Barcelona City Council and Edicions de la Universitat de Barcelona publish Jordi Sabater Pi. L’últim naturalista, by Toni Pou, the history of one of the most important Catalan scientists from the 20th century.
Everybody is familiar with Floquet de Neu, the albino gorilla that put Barcelona on the world tourist map. But not everybody knows the person who brought him here, the pioneering international primatologist Jordi Sabater Pi. If he always considered Floquet de Neu an anecdote, what must his own life have been like? Spoiler: like something out of a film.
Based on letters written and received over a period of nearly thirty years from what was then Spanish Guinea, the book opulently reveals the details of a fascinating life. At the age of 17, after the Spanish Civil War and having fought as a volunteer on the Republican side, Sabater Pi decided to go to Equatorial Guinea to be able to provide financial support for his family. In his first few years there he combined a job on a plantation with ethnological research on the Fang people. “They had actually eaten other people. And not as part of a ritual, but rather as part of their everyday diet. Like one might eat some yucca or a rib of lamb.

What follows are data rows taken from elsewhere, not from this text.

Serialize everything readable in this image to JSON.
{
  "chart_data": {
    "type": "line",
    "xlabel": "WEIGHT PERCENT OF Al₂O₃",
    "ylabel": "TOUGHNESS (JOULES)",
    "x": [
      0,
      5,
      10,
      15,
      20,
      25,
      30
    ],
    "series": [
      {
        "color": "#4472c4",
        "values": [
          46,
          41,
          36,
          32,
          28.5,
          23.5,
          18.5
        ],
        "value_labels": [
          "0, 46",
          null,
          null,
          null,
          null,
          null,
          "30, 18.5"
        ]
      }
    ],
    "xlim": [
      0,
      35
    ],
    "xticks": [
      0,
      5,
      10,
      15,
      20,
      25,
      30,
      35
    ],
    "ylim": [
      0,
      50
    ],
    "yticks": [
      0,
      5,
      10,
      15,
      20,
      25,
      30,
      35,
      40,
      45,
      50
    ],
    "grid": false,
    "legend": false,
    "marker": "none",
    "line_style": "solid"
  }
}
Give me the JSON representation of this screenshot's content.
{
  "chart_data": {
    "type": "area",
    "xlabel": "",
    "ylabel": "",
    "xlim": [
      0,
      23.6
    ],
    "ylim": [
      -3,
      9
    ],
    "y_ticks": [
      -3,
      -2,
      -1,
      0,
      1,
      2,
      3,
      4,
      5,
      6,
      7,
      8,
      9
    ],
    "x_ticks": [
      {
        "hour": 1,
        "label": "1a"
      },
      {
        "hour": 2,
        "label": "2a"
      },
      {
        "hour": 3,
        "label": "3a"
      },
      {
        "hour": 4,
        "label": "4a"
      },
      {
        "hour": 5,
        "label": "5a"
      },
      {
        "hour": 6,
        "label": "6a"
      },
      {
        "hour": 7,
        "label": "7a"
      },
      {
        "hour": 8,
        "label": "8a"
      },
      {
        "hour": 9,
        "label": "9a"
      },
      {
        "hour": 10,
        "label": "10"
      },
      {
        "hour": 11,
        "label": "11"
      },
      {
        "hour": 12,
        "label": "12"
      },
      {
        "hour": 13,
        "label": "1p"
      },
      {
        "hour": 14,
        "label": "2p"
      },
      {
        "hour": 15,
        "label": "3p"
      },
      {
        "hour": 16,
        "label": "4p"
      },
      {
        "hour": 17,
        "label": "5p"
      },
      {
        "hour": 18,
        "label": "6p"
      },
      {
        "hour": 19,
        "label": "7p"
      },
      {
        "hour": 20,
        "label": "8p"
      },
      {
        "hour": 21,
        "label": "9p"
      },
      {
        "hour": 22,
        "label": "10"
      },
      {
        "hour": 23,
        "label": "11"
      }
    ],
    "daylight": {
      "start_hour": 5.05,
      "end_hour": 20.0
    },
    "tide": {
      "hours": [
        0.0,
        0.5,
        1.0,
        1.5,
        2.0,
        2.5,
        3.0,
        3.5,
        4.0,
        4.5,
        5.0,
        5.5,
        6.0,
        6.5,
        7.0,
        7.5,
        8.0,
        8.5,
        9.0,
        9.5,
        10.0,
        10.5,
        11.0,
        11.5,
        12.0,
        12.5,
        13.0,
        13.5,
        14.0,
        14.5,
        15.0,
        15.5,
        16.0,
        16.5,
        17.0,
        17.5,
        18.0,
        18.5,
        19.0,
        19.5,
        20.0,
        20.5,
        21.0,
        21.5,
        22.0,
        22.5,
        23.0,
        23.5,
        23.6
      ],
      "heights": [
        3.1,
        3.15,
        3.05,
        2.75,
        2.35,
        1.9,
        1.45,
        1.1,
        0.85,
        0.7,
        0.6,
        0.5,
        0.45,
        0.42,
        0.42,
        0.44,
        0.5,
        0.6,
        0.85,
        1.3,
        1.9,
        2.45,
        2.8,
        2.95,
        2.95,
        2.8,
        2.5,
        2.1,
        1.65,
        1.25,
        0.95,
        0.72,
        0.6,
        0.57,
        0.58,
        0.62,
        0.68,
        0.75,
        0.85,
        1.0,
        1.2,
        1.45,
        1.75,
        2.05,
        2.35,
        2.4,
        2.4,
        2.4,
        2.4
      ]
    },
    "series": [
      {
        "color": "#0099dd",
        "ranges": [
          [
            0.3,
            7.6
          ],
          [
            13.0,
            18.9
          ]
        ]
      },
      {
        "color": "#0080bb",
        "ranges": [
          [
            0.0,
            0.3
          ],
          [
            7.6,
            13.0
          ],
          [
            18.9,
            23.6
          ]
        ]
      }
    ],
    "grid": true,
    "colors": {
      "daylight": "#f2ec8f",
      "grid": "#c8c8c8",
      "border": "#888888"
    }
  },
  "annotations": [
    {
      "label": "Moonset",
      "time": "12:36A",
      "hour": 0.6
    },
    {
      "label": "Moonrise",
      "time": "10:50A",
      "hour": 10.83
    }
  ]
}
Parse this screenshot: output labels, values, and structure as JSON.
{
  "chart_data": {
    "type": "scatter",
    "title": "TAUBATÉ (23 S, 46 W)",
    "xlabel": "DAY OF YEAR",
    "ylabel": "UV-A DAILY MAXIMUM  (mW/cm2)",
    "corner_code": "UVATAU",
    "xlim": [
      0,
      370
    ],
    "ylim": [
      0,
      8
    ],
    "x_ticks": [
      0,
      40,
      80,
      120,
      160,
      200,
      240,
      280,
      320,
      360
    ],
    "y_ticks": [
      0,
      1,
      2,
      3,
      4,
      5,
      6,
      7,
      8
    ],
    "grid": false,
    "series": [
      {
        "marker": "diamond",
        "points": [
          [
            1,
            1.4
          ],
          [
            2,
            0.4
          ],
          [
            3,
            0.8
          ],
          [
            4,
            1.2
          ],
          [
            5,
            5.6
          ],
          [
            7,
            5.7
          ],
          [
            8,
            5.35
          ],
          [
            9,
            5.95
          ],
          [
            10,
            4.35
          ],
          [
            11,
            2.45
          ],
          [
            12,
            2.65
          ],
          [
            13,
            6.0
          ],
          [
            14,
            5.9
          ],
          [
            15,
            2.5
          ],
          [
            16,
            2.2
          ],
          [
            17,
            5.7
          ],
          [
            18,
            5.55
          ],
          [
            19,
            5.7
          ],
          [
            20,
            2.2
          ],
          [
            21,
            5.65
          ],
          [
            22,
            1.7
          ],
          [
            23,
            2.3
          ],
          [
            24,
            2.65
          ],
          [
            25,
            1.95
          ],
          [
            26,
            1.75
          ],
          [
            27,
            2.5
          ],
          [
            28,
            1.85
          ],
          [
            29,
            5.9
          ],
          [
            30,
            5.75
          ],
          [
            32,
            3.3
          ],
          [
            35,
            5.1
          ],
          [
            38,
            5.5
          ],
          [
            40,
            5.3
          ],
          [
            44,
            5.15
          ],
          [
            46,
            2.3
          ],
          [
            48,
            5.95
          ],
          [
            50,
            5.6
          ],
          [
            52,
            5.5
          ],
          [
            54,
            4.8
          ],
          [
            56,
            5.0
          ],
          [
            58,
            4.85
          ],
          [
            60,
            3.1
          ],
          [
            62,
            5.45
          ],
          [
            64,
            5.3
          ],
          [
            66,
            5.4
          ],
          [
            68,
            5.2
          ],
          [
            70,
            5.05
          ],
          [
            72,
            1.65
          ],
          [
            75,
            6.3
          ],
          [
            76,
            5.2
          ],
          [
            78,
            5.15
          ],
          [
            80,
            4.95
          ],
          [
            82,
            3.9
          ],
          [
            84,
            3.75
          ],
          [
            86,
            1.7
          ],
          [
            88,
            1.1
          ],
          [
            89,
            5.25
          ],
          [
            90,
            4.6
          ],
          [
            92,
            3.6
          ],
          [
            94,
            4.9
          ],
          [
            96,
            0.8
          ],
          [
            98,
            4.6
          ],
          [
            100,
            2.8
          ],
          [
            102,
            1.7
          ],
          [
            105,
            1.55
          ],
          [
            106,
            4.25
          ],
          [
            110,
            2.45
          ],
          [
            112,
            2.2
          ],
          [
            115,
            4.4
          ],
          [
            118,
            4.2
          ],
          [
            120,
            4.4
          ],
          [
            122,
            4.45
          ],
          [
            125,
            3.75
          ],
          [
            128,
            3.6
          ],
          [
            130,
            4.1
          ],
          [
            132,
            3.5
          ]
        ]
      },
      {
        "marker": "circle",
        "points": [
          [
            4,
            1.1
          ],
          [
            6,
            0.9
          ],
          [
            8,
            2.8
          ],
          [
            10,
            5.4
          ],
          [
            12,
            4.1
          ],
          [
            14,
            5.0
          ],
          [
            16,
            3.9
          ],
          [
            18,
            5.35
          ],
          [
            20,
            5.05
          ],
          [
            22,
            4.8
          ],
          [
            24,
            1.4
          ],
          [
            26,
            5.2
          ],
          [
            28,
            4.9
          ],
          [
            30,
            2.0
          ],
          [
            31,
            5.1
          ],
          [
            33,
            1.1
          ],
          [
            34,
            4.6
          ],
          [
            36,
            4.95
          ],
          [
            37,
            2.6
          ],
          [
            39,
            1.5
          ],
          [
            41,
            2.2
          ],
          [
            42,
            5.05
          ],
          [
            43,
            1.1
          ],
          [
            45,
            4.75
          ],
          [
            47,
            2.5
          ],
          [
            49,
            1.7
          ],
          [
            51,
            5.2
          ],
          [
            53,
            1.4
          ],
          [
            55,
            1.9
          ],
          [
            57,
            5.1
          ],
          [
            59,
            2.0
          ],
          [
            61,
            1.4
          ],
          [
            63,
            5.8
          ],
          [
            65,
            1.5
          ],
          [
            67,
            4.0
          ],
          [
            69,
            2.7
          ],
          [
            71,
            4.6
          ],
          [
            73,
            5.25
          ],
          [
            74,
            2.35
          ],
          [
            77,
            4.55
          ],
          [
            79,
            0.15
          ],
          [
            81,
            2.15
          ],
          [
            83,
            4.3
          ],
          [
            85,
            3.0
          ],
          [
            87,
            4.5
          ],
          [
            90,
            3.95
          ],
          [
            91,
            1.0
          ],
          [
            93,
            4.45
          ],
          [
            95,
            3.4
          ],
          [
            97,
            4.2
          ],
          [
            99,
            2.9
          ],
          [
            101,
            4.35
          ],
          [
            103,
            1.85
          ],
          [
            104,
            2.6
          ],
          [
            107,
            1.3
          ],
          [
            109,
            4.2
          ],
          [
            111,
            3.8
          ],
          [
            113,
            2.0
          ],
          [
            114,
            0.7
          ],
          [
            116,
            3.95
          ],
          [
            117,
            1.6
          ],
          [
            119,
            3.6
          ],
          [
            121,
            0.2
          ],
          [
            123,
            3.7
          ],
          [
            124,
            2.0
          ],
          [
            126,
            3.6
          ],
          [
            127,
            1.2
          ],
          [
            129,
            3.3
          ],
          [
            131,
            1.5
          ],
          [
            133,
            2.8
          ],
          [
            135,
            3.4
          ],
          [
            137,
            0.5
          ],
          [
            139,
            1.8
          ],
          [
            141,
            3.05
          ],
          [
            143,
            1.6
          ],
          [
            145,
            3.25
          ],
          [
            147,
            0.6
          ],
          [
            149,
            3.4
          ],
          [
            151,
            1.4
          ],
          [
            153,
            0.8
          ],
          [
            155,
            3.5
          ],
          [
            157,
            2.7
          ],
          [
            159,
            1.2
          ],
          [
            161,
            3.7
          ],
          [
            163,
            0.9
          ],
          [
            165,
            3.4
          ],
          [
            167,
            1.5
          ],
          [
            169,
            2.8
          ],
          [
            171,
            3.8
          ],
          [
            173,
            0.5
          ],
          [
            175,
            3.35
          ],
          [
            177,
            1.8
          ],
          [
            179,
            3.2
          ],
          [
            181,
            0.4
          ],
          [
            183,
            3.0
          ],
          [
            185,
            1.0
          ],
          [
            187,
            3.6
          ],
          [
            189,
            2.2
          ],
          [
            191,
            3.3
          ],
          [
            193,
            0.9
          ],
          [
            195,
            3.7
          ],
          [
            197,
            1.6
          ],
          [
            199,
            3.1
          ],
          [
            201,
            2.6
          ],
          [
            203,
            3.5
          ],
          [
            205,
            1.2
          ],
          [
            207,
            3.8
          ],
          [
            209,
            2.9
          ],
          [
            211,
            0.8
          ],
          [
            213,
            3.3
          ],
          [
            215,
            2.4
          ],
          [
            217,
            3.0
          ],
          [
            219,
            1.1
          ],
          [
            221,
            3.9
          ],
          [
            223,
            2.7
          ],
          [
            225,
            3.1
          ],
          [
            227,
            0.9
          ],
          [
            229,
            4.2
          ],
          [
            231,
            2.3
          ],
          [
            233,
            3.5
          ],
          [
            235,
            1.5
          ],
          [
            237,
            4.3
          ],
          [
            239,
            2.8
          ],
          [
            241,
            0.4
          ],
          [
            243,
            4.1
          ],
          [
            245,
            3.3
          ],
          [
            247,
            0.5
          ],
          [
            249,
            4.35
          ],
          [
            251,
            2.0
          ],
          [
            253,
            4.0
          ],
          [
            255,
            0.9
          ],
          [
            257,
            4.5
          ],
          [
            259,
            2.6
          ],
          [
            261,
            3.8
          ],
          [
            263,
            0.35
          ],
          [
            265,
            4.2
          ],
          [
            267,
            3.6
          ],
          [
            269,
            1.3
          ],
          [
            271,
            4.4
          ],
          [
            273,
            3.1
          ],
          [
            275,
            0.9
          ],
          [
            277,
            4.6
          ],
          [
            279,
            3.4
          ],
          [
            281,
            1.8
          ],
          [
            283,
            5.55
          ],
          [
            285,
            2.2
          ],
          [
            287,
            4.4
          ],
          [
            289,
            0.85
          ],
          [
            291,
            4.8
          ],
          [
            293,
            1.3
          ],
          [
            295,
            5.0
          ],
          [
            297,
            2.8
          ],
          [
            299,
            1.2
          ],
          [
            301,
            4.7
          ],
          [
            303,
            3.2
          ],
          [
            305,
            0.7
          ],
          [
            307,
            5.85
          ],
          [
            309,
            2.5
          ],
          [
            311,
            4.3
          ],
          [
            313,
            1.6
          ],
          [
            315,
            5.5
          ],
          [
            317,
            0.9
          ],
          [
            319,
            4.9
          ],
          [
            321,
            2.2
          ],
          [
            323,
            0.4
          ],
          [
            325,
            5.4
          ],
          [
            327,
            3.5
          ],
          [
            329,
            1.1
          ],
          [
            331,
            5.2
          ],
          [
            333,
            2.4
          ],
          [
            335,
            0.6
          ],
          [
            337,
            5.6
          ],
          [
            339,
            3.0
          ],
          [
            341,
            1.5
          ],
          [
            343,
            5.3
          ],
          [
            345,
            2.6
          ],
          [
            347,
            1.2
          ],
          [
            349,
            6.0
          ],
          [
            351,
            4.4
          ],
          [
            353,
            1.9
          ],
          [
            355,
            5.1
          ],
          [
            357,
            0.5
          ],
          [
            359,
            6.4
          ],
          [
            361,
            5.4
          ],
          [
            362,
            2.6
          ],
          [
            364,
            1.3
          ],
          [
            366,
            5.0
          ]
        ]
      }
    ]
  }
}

Much as some anthropologists refused to accept it, the Fang people had been cannibals”, writes Sabater Pi in one of his letters.
The evil spirit of the forest
At the request of the bird keeper for the American Museum of Natural History in New York, James P. Chapin, he began to study the nvebek, a bird capable of digesting wax. It was Chapin too who encouraged him to study gorillas, or the “evil spirit of the jungle”. After numerous obstacles, he set up the Ikunde Animal Adaptation and Experimentation Centre in 1961. This made Barcelona the only city in the world with a research centre abroad, alongside New York.
The US medical research agency, the National Institutes of Health, would later support the research project headed by Sabater Pi, the idea being that the study of primates could provide a response to the origin of some medical conditions which affected humans.
Following the slaughter of some gorillas on an estate in October 1966, one of the owners heard a baby gorilla crying and took the baby albino to Sabater Pi. They christened him Nfumu, better known among people in Barcelona as Floquet de Neu. The primatologist was offered a million euros for him, and then a blank cheque, by the organisers of the Montreal Universal Exposition. Despite financial hardship, Sabater Pi rejected the offer. The only sense he could see was for the animal to be at Barcelona Zoo. Nfumu arrived in the city on 1 November 1966.
Presentation
The book will be presented at the La Dama del Zoo restaurant (access via Parc de la Ciutadella) on Tuesday, 31 January, at 6 pm. The presentation will be chaired by Laia Bonet Rull, Third Deputy Mayor and Councillor for the Area for 2030 Agenda, Digital Transition, Sports and Territorial and Metropolitan Coordination, and feature Toni Pou, physicist, writer and author of the book, accompanied by Jordi Amat, writer and curator of the collection “Gent de Barcelona”.
Coinciding with the book presentation, the same day brings the opening of the travelling exhibition “Maa-Yiem, l’extraordinària història de Jordi Sabater Pi”, curated by Alfons Par and offering an in-depth look at the figure of Sabater Pi, closely linked to Barcelona Zoo, and his pioneering scientific research in Africa. The exhibition provides an interesting journey through the key moments and events of his life. The display is in the classroom for the Zoo’s 120th anniversary, inside the Aviary, until 12 September. Opening times coincide with those of the Zoo. The exhibition will then make its way around various municipal facilities.